Les rotations, déjà diversifiées, ont été allongées et enrichies avec des protéagineux. « Ici, nous n’avons jamais pratiqué de rotations simples de type colza-blé-orge, souligne l’agricultrice. Même si les cultures de printemps sont moins rentables, elles permettent de maintenir le coût de désherbage à un niveau raisonnable : 52 €/ha en moyenne, contre 77 €/ha pour le groupe technique de référence en 2016. Nous avons la chance d’avoir 70 % de sols profonds, qui nous permettent de diversifier nos cultures. Humides, les limons sur argiles blanches, ont été drainés. C’était indispensable. »

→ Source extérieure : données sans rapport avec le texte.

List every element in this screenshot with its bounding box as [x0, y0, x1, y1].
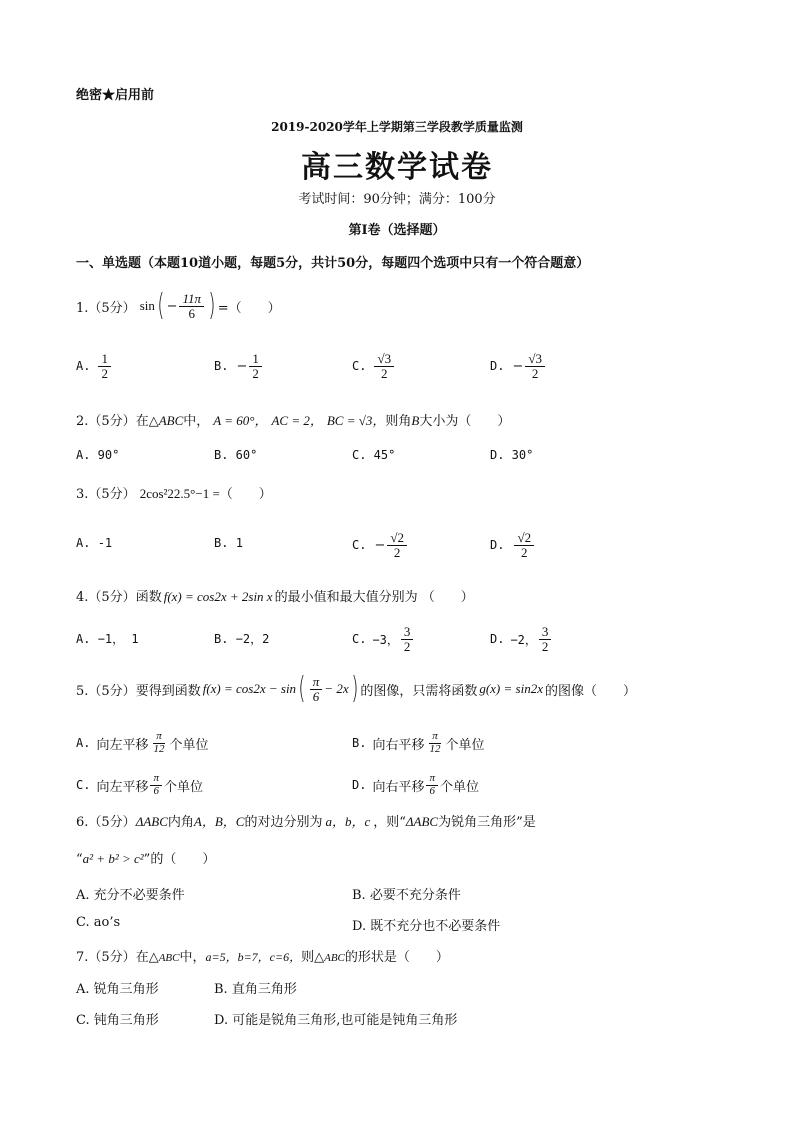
frac-den: 2	[393, 544, 401, 560]
q3-expression: 2cos²22.5°−1 =（ ）	[139, 486, 272, 501]
option-label: A.	[76, 632, 91, 646]
q7-text: 中，	[179, 950, 206, 965]
option-label: B.	[214, 359, 229, 373]
option-text: 个单位	[439, 779, 479, 795]
option-label: B.	[352, 736, 367, 750]
option-label: D.	[490, 359, 505, 373]
question-number: 3.（5分）	[76, 487, 136, 502]
q6-option-b[interactable]: B. 必要不充分条件	[352, 888, 461, 903]
frac-den: 12	[153, 742, 165, 755]
question-number: 4.（5分）	[76, 590, 136, 605]
option-sign: −	[512, 358, 524, 374]
q3-option-b[interactable]	[214, 536, 243, 550]
frac-num: 1	[249, 352, 262, 367]
option-text: −3，	[372, 632, 399, 647]
q7-triangle: ABC	[158, 952, 180, 964]
q7-text: 则△	[301, 950, 325, 965]
q3-options	[76, 524, 716, 566]
q5-option-b[interactable]	[352, 726, 484, 760]
q7-condition: a=5，b=7，c=6，	[205, 950, 302, 964]
option-label: C.	[352, 632, 367, 646]
q7-triangle: ABC	[324, 952, 345, 964]
question-number: 6.（5分）	[76, 815, 136, 830]
q5-option-c[interactable]	[76, 768, 203, 802]
option-fraction	[525, 352, 545, 380]
option-text: 向左平移	[96, 779, 149, 795]
q4-option-b[interactable]	[214, 630, 269, 647]
option-label: A.	[76, 536, 91, 550]
question-number: 1.（5分）	[76, 300, 136, 316]
q4-text: 的最小值和最大值分别为 （ ）	[274, 590, 474, 605]
q1-sin: sin	[139, 298, 155, 313]
q1-fraction	[179, 292, 204, 320]
option-text: -1	[97, 536, 113, 550]
q6-text: 为锐角三角形”是	[438, 815, 536, 830]
option-text: −2，2	[235, 632, 270, 646]
q1-option-b[interactable]	[214, 346, 264, 386]
right-paren: )	[350, 671, 358, 706]
q7-text: 在△	[135, 950, 159, 965]
q4-option-d[interactable]	[490, 618, 553, 660]
option-fraction	[426, 731, 443, 755]
option-label: A.	[76, 359, 91, 373]
option-text: 向右平移	[372, 779, 425, 795]
option-label: A.	[76, 736, 91, 750]
q4-text: 函数	[135, 590, 162, 605]
option-fraction	[401, 625, 414, 653]
q7-option-a[interactable]: A. 锐角三角形	[76, 982, 159, 997]
q6-text: 的对边分别为	[244, 815, 323, 830]
q5-expression: f(x) = cos2x − sin	[202, 681, 297, 696]
frac-den: 6	[429, 784, 435, 797]
left-paren: (	[298, 671, 306, 706]
option-label: D.	[352, 778, 367, 792]
q1-option-c[interactable]	[352, 346, 396, 386]
q6-triangle: ΔABC	[135, 814, 168, 829]
question-4	[76, 586, 474, 605]
exam-title: 高三数学试卷	[301, 150, 493, 185]
exam-info: 考试时间：90分钟；满分：100分	[298, 192, 496, 207]
option-fraction	[387, 531, 407, 559]
option-fraction	[98, 352, 111, 380]
question-3	[76, 483, 272, 502]
q7-option-b[interactable]: B. 直角三角形	[214, 982, 297, 997]
q2-triangle: ABC	[158, 413, 184, 428]
question-2	[76, 410, 510, 429]
q5-expression: g(x) = sin2x	[479, 681, 543, 696]
q1-fraction-den: 6	[188, 305, 196, 321]
q6-triangle: ΔABC	[405, 814, 439, 829]
frac-den: 2	[521, 544, 528, 560]
option-fraction	[514, 531, 534, 559]
q2-option-d[interactable]: D. 30°	[490, 448, 534, 462]
frac-num: π	[153, 731, 165, 744]
q4-options	[76, 618, 716, 660]
q2-condition: BC = √3，	[326, 413, 386, 428]
option-fraction	[374, 352, 394, 380]
frac-num: √2	[387, 531, 407, 546]
q6-text: ，则“	[373, 815, 406, 830]
q4-expression: f(x) = cos2x + 2sin x	[163, 589, 273, 604]
q1-fraction-num: 11π	[179, 292, 204, 307]
question-5	[76, 668, 636, 710]
frac-num: π	[310, 675, 323, 690]
q2-condition: AC = 2，	[271, 413, 323, 428]
option-label: B.	[214, 536, 229, 550]
question-number: 5.（5分）	[76, 683, 136, 699]
option-text: −1， 1	[97, 632, 139, 646]
option-label: B.	[214, 632, 229, 646]
q2-angle: B	[411, 413, 420, 428]
q1-options	[76, 346, 716, 386]
section-heading: 一、单选题（本题10道小题，每题5分，共计50分，每题四个选项中只有一个符合题意）	[76, 256, 590, 271]
q6-text: 内角	[167, 815, 194, 830]
frac-num: π	[429, 731, 441, 744]
left-paren: (	[157, 288, 165, 323]
q1-option-a[interactable]	[76, 346, 113, 386]
frac-den: 2	[252, 365, 259, 381]
option-label: C.	[352, 359, 367, 373]
q2-option-c[interactable]: C. 45°	[352, 448, 396, 462]
option-fraction	[539, 625, 552, 653]
q5-text: 的图像，只需将函数	[360, 683, 478, 699]
right-paren: )	[208, 288, 216, 323]
q5-text: 的图像（ ）	[544, 683, 636, 699]
frac-num: 1	[98, 352, 111, 367]
option-sign: −	[374, 537, 386, 553]
question-7	[76, 946, 449, 965]
option-fraction	[150, 731, 167, 755]
term-title: 2019-2020学年上学期第三学段教学质量监测	[271, 120, 523, 134]
option-label: C.	[76, 778, 91, 792]
frac-den: 12	[429, 742, 441, 755]
q4-option-a[interactable]	[76, 630, 139, 647]
q2-text: 中，	[183, 414, 210, 429]
option-fraction	[249, 352, 262, 380]
option-text: 个单位	[163, 779, 203, 795]
q1-post: =（ ）	[217, 300, 281, 316]
question-1	[76, 286, 281, 326]
option-sign: −	[236, 358, 248, 374]
q2-text: 则角	[385, 414, 412, 429]
frac-num: 3	[539, 625, 552, 640]
q2-condition: A = 60°，	[213, 413, 268, 428]
frac-den: 6	[153, 784, 159, 797]
frac-num: √3	[525, 352, 545, 367]
option-label: C.	[352, 538, 367, 552]
q4-option-c[interactable]	[352, 618, 415, 660]
option-text: 个单位	[169, 737, 209, 753]
q6-option-c[interactable]: C. ao’s	[76, 915, 121, 930]
option-label: D.	[490, 538, 505, 552]
q7-option-d[interactable]: D. 可能是锐角三角形,也可能是钝角三角形	[214, 1013, 458, 1028]
frac-den: 2	[101, 365, 108, 381]
frac-den: 2	[381, 365, 388, 381]
option-label: D.	[490, 632, 505, 646]
frac-num: π	[426, 773, 438, 786]
secret-label: 绝密★启用前	[76, 88, 155, 103]
q5-text: 要得到函数	[135, 683, 201, 699]
frac-num: π	[150, 773, 162, 786]
q6-option-a[interactable]: A. 充分不必要条件	[76, 888, 185, 903]
option-fraction	[150, 773, 162, 797]
q2-option-b[interactable]: B. 60°	[214, 448, 258, 462]
frac-den: 6	[312, 688, 320, 704]
frac-num: √3	[374, 352, 394, 367]
q6-text: “	[76, 852, 83, 867]
q6-text: ”的（ ）	[143, 852, 216, 867]
q2-option-a[interactable]: A. 90°	[76, 448, 120, 462]
q1-minus: −	[166, 298, 178, 314]
q3-option-a[interactable]	[76, 536, 112, 550]
q2-text: 在△	[135, 414, 159, 429]
q6-sides: a，b，c	[325, 814, 371, 829]
q5-fraction	[310, 675, 323, 703]
option-text: 1	[235, 536, 243, 550]
q2-text: 大小为（ ）	[419, 414, 511, 429]
question-6-line-2	[76, 848, 215, 867]
q7-text: 的形状是（ ）	[344, 950, 449, 965]
volume-heading: 第I卷（选择题）	[348, 223, 446, 238]
option-text: −2，	[510, 632, 537, 647]
q1-option-d[interactable]	[490, 346, 547, 386]
q6-vertices: A，B，C	[193, 814, 245, 829]
option-text: 向右平移	[372, 737, 425, 753]
question-6	[76, 811, 536, 830]
option-fraction	[426, 773, 438, 797]
frac-num: 3	[401, 625, 414, 640]
question-number: 2.（5分）	[76, 414, 136, 429]
option-text: 个单位	[445, 737, 485, 753]
question-number: 7.（5分）	[76, 950, 136, 965]
option-text: 向左平移	[96, 737, 149, 753]
q5-option-a[interactable]	[76, 726, 208, 760]
q6-expression: a² + b² > c²	[82, 851, 144, 866]
q3-option-d[interactable]	[490, 524, 536, 566]
q5-option-d[interactable]	[352, 768, 479, 802]
q6-option-d[interactable]: D. 既不充分也不必要条件	[352, 919, 501, 934]
frac-den: 2	[531, 365, 539, 381]
frac-den: 2	[541, 638, 549, 654]
q7-option-c[interactable]: C. 钝角三角形	[76, 1013, 159, 1028]
frac-num: √2	[514, 531, 534, 546]
q3-option-c[interactable]	[352, 524, 409, 566]
frac-den: 2	[403, 638, 411, 654]
q5-expression: − 2x	[324, 681, 349, 696]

Le labour, réalisé systématiquement avant le semis de toutes les cultures, contribue aussi à contenir la pression des mauvaises herbes. « Nous sommes les seuls dans le réseau Ecophyto Dephy Yonne à continuer à labourer, ce qui peut paraître assez dépassé, note Marie-Claude. C’est certes plus de travail, mais nous sommes moins dépendants du glyphosate. Heureusement, nous n’avons pas trop de terres caillouteuses qui usent les socs. »

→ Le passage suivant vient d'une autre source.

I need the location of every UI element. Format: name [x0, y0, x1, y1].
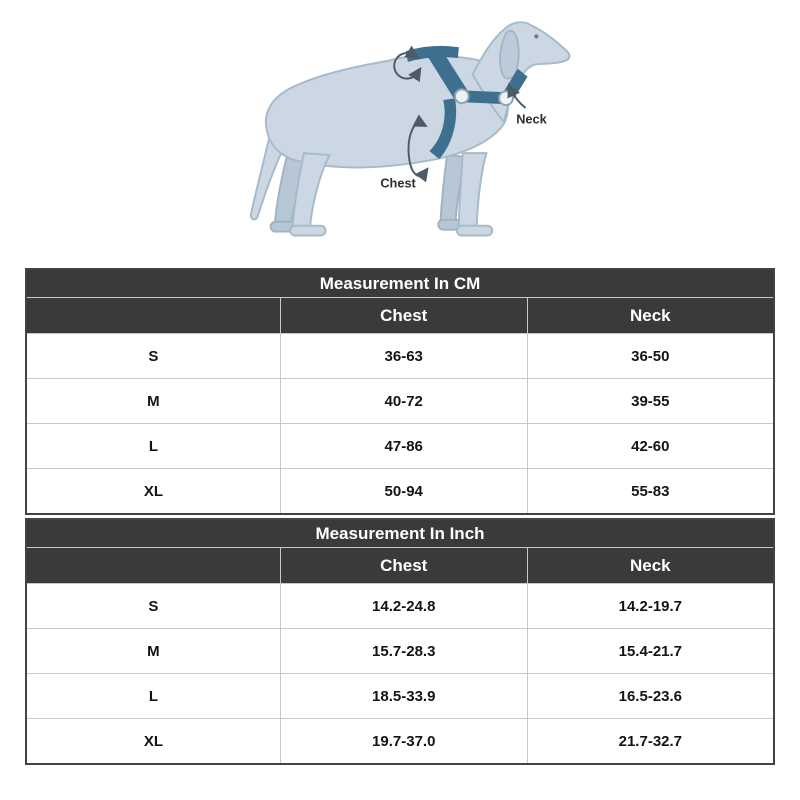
neck-value-cell: 21.7-32.7	[527, 719, 774, 765]
inch-column-header-size	[26, 548, 280, 584]
chest-value-cell: 36-63	[280, 334, 527, 379]
inch-column-header-chest: Chest	[280, 548, 527, 584]
size-cell: XL	[26, 469, 280, 515]
table-row	[26, 584, 774, 629]
chest-value-cell: 19.7-37.0	[280, 719, 527, 765]
size-cell: S	[26, 584, 280, 629]
neck-value-cell: 15.4-21.7	[527, 629, 774, 674]
chest-value-cell: 18.5-33.9	[280, 674, 527, 719]
cm-table-title-row	[26, 269, 774, 298]
chest-value-cell: 14.2-24.8	[280, 584, 527, 629]
neck-value-cell: 39-55	[527, 379, 774, 424]
dog-eye	[534, 34, 538, 38]
dog-body	[266, 55, 508, 167]
neck-value-cell: 14.2-19.7	[527, 584, 774, 629]
neck-value-cell: 55-83	[527, 469, 774, 515]
chest-value-cell: 40-72	[280, 379, 527, 424]
cm-column-header-chest: Chest	[280, 298, 527, 334]
dog-illustration	[222, 6, 582, 261]
neck-value-cell: 42-60	[527, 424, 774, 469]
neck-value-cell: 36-50	[527, 334, 774, 379]
harness-ring-chest	[455, 89, 469, 103]
inch-table-title-row	[26, 519, 774, 548]
cm-column-header-size	[26, 298, 280, 334]
size-cell: L	[26, 674, 280, 719]
dog-near-front-leg	[459, 153, 486, 229]
table-row	[26, 469, 774, 515]
table-row	[26, 334, 774, 379]
inch-measurement-table	[25, 518, 775, 765]
inch-table-title: Measurement In Inch	[26, 519, 774, 548]
inch-column-header-neck: Neck	[527, 548, 774, 584]
cm-table-title: Measurement In CM	[26, 269, 774, 298]
neck-value-cell: 16.5-23.6	[527, 674, 774, 719]
chest-value-cell: 15.7-28.3	[280, 629, 527, 674]
size-cell: L	[26, 424, 280, 469]
harness-ring-neck	[499, 91, 513, 105]
dog-near-hind-foot	[290, 226, 325, 236]
table-row	[26, 674, 774, 719]
size-cell: M	[26, 629, 280, 674]
size-cell: M	[26, 379, 280, 424]
chest-value-cell: 50-94	[280, 469, 527, 515]
cm-table-header-row	[26, 298, 774, 334]
size-cell: S	[26, 334, 280, 379]
cm-measurement-table	[25, 268, 775, 515]
chest-label: Chest	[380, 175, 416, 191]
dog-near-front-foot	[457, 226, 492, 236]
inch-table-header-row	[26, 548, 774, 584]
cm-column-header-neck: Neck	[527, 298, 774, 334]
table-row	[26, 379, 774, 424]
dog-harness-diagram	[222, 6, 582, 261]
table-row	[26, 719, 774, 765]
table-row	[26, 629, 774, 674]
table-row	[26, 424, 774, 469]
chest-value-cell: 47-86	[280, 424, 527, 469]
size-cell: XL	[26, 719, 280, 765]
neck-label: Neck	[516, 111, 547, 127]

Le choix de variétés de céréales moins sensibles aux maladies a permis de réduire les fongicides. « Nous avons toujours visité les essais mis en place par les chambres d’agriculture, Arvalis, ainsi que ceux de la coopérative Caproga, expliquent les associés de l’EARL. Nous avons mené nos propres tests, en mettant en place des bandes témoins dans certaines parcelles. Les variétés de céréales à paille les plus adaptées à nos sols froids, conciliant au mieux résistances aux maladies et rendement, ont été conservées. » Pour le blé, pas de Pakito, mais du Boregar, du Rubisko, du Goncourt dans les terres à cailloux, du Fructidor, du Descartes (derrière maïs). Cette année, un essai va être fait avec du Nemo.

Deux MAE contractualisées

Les agriculteurs ont signé en 2009 une première MAE territorialisée sur 80 hectares, avec une réduction de 50 % de l’IFT (2) hors herbicides et un plafonnement de la fertilisation azotée à 120 unités à l’hectare.

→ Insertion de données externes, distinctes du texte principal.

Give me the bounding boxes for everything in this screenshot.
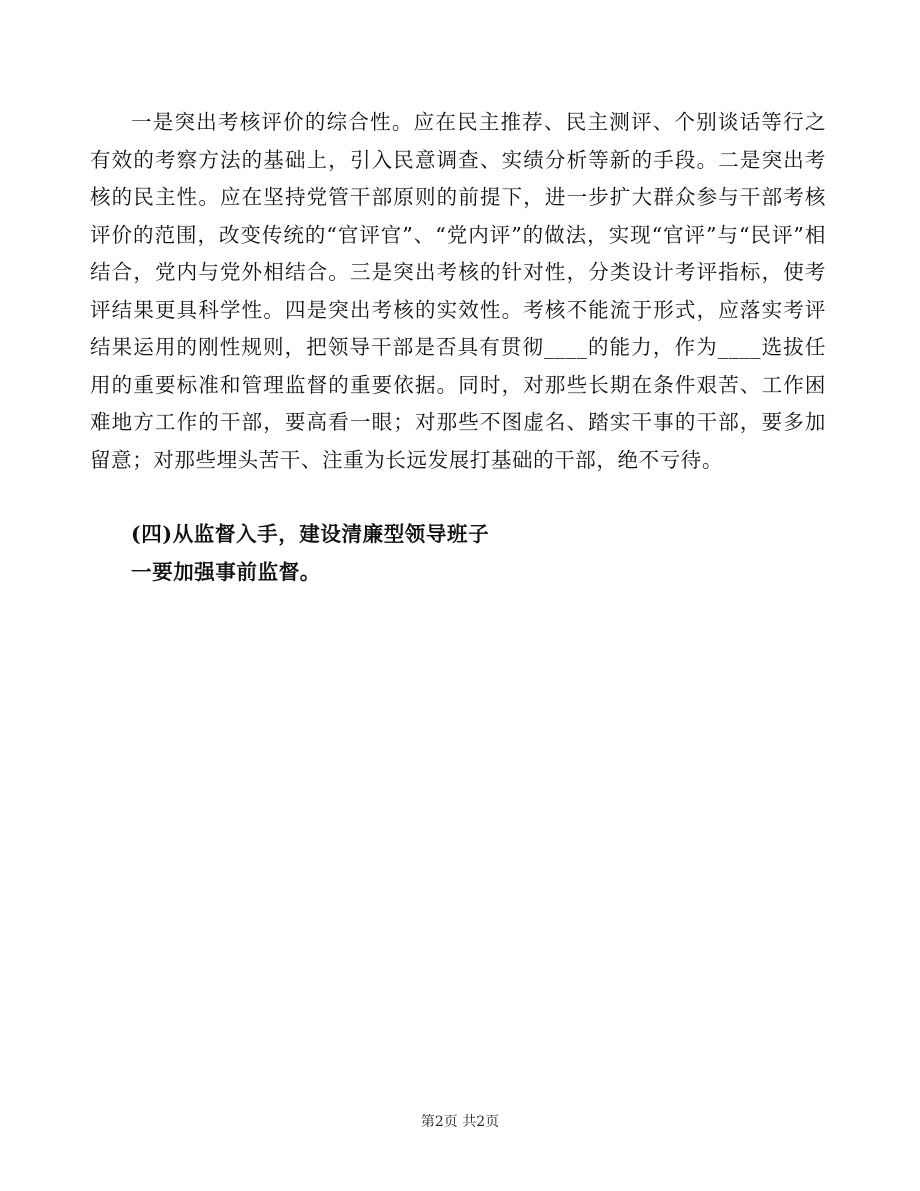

En 2014, l’EARL a contractualisé une MAEC (3) système grandes cultures niveau 2, avec réduction de l’herbicide de 40 % en année 5 (1,26) et de l’IFT hors herbicide de 50 % (1,8 avec traitement des semences). 132 hectares ont été engagés, ce qui permet de faire une rotation et de répartir les risques. « Atteindre les nouveaux objectifs sera plus difficile cette fois, commentent les agriculteurs. Pour y parvenir, il faut être très vigilant et surveiller étroitement les adventices nuisibles, ray-grass et chardons. Les faux semis, détruits mécaniquement, doivent être faits dans de bonnes conditions. Il ne faut pas non plus hésiter à sortir le pulvérisateur pour traiter un rond la où il y a quelques chardons. Il nous arrive de désherber les bordures ou les taches à la binette, quand c’est faisable, pour ne pas nous laisser envahir. Il faut essayer d’avoir un temps d’avance sur les mauvaises herbes. »

Observer les parcelles

Dans cette démarche parcimonieuse en intrants, les économies les plus importantes sont liées à la diminution des insecticides, fongicides et régulateurs. Les associés consacrent pas mal de temps à observer leurs parcelles avant d’intervenir et, reconnaissent-ils, font parfois des erreurs formatrices. « Sur blé, où l’on n’emploie en général qu’un seul fongicide voire aucun comme en 2011, il ne faut pas louper le traitement et bien le positionner. » Pour s’aider, les agriculteurs croisent toutes les informations disponibles : les Bulletins de santé du végétal, les préconisations des chambres d’agriculture de l’Yonne et du Loiret, les observations locales de la coopérative.

Comparés aux résultats du GRCeta du Sénonais, auquel l’exploitation adhère, les rendements de l’EARL sont sensiblement équivalents : 77 quintaux à l’hectare en blé, en moyenne, entre 2009 et 2015, 62 q/ha en escourgeon, 34 q/ha en colza, 35 q/ha en pois de printemps, 90 q/ha en maïs. « Globalement, sauf en 2016 année catastrophique en céréales à paille, nous sommes satisfaits de nos marges », soulignent Marie-Claude et son fils Alexis.

(1) Mesure agroenvironnementale.

(2) Indice de fréquence de traitement

(3) Mesure agroenvironnementale et climatique.